III. IMPROVEMENT SCHEME FOR FLOW CAPACITY OF FIXED BALL VALVE

(A) Structure and Working Principle of Trunnion Ball Valve
The TRUNNION BALL VALVES is a kind of valve that realizes opening and closing by rotating the ball around the axis of the valve stem. Its structure includes components such as the valve body, ball, valve seat and valve stem. When the ball rotates 90 degrees, the channel of the ball is perpendicular to the channel of the valve body and the valve is closed. When the ball rotates until its channel is parallel to the channel of the valve body, the valve is opened.

(B) CFD Simulation and Improvement Scheme

• Flow Field Simulation Analysis: Establish a CFD model of the TRUNNION BALL VALVES and simulate the flow situation of the fluid in the channel of the ball. The analysis results show that there are relatively large pressure losses and vortex phenomena in the contact area between the ball and the valve seat as well as in the edge area of the ball.

• Improvement Measures:

• Surface Treatment of the Ball: Polish the surface of the ball to reduce the surface roughness and reduce the friction loss between the fluid and the surface of the ball.

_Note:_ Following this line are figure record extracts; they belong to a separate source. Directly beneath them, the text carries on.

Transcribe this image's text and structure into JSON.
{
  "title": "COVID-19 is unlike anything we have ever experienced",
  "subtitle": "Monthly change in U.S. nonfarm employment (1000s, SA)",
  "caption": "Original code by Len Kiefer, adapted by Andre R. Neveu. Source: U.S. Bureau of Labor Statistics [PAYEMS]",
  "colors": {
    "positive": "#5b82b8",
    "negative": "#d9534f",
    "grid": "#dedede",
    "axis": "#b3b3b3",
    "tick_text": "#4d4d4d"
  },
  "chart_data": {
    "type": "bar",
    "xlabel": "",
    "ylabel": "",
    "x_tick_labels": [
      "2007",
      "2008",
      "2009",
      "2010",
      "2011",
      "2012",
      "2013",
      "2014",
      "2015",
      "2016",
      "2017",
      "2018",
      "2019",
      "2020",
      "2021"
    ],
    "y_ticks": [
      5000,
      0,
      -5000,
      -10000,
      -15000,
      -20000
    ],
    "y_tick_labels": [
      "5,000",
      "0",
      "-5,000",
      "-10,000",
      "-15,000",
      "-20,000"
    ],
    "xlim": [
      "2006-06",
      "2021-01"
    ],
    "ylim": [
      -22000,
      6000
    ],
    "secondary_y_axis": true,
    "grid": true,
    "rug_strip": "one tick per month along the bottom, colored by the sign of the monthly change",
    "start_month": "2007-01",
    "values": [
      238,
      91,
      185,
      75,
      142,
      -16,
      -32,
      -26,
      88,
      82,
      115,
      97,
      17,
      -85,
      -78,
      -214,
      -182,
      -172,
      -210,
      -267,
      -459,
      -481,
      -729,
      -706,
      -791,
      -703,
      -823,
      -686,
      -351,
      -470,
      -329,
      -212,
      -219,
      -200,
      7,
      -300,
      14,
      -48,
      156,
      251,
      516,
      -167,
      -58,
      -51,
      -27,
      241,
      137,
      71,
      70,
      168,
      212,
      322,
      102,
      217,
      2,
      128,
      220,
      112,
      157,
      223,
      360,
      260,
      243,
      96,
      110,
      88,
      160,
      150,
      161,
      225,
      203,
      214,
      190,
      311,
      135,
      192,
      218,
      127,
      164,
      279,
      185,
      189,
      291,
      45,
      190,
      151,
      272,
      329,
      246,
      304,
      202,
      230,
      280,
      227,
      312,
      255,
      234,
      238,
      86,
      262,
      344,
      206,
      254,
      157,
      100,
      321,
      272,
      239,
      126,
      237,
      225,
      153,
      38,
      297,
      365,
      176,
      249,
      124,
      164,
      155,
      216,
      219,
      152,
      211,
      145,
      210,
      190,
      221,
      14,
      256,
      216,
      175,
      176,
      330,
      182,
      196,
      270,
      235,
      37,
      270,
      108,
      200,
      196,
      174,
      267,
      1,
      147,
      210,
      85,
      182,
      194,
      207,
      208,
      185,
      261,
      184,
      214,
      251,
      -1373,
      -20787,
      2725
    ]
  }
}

• Improvement of Valve Seat Sealing Structure: Adopt an elastic valve seat structure so that the valve seat can better fit the surface of the ball, reducing the leakage and vortex losses of the fluid in the sealing area.

• Optimization of Channel Size: Appropriately increase the diameter of the ball channel to improve the passing capacity of the fluid, and at the same time optimize the shape of the channel to make it more streamlined and reduce the resistance of the fluid.

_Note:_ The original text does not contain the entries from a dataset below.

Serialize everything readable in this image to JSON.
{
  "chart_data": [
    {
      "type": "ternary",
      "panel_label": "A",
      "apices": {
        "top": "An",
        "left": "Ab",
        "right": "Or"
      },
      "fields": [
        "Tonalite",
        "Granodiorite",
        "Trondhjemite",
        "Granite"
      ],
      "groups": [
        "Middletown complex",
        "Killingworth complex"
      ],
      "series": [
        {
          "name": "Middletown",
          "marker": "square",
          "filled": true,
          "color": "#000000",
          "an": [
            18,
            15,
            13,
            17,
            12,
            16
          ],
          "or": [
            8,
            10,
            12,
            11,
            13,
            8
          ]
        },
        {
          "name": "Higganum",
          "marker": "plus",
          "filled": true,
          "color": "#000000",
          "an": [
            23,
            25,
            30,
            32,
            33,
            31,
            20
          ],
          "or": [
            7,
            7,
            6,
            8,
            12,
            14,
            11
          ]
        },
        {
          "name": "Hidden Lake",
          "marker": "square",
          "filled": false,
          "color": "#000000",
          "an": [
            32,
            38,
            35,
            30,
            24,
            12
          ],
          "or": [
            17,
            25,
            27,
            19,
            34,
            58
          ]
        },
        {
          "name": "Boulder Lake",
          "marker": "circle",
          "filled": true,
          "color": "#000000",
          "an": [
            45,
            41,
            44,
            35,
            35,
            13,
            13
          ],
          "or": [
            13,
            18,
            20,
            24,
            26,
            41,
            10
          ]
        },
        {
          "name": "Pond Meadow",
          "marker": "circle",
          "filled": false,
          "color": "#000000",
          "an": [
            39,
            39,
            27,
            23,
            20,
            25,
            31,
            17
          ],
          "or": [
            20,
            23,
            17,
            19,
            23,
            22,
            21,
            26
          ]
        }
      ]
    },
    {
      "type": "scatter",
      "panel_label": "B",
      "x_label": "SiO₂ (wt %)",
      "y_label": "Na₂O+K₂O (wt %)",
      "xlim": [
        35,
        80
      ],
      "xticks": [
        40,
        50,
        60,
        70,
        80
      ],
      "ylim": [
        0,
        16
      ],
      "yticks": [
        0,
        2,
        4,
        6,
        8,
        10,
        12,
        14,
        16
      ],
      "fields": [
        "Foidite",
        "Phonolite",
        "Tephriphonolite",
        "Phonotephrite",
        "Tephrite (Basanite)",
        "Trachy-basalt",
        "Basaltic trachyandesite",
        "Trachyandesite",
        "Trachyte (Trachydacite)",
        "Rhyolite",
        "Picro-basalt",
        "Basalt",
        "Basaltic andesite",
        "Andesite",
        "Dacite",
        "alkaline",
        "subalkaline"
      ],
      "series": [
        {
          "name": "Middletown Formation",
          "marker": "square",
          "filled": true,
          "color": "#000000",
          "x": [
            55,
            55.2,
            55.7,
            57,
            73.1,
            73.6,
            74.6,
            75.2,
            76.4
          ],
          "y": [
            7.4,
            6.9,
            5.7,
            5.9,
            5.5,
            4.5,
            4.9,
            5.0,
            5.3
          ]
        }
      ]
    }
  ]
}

• Evaluation of Improvement Effect: Through CFD simulation, compare the flow capacities before and after optimization. The flow capacity of the optimized trunnion ball valves is increased by 30%, the flow rate of the fluid is significantly increased, and the pressure loss is reduced.

IV. COMPARATIVE ANALYSIS OF OPTIMIZATION OF QINGGANG CHECK VALVE AND FIXED BALL VALVE

Optimization Index	Qinggang Check Valve	Trunnion Ball Valve
Flow Resistance Coefficient Before Optimization	0.5	0.4
Flow Resistance Coefficient After Optimization	0.4	0.3
Proportion of Flow Resistance Coefficient Reduction	20%	25%
Flow Capacity Before Optimization	100 m³/h	120 m³/h
Flow Capacity After Optimization	120 m³/h	156 m³/h
Proportion of Flow Capacity Improvement	20%	30%

It can be seen from the above table that after the optimization based on CFD flow field simulation, the flow resistance coefficients of the Qinggang CHECK VALVE and the TRUNNION BALL VALVES are both reduced, and their flow capacities are both improved. Among them, the optimization effect of the trunnion ball valves is more significant, with the flow resistance coefficient reduced by 25% and the flow capacity increased by 30%. This is mainly because the structure of the trunnion ball valves is relatively simple, the optimization measures are easier to implement, and its impact on fluid flow is more direct.

V. CONCLUSION
Through the use of CFD flow field simulation technology to optimize the design of the Qinggang CHECK VALVE and the TRUNNION BALL VALVES, the flow resistance coefficient can be significantly reduced and the flow capacity can be improved. The optimized Qinggang check valve and trunnion ball valves can operate more efficiently in the fluid transportation system, reduce energy consumption and improve the overall performance of the system. In the future, with the continuous development and application of CFD technology, the optimal design of valves will be more refined and intelligent, providing stronger support for the efficient operation of industrial fluid transportation systems.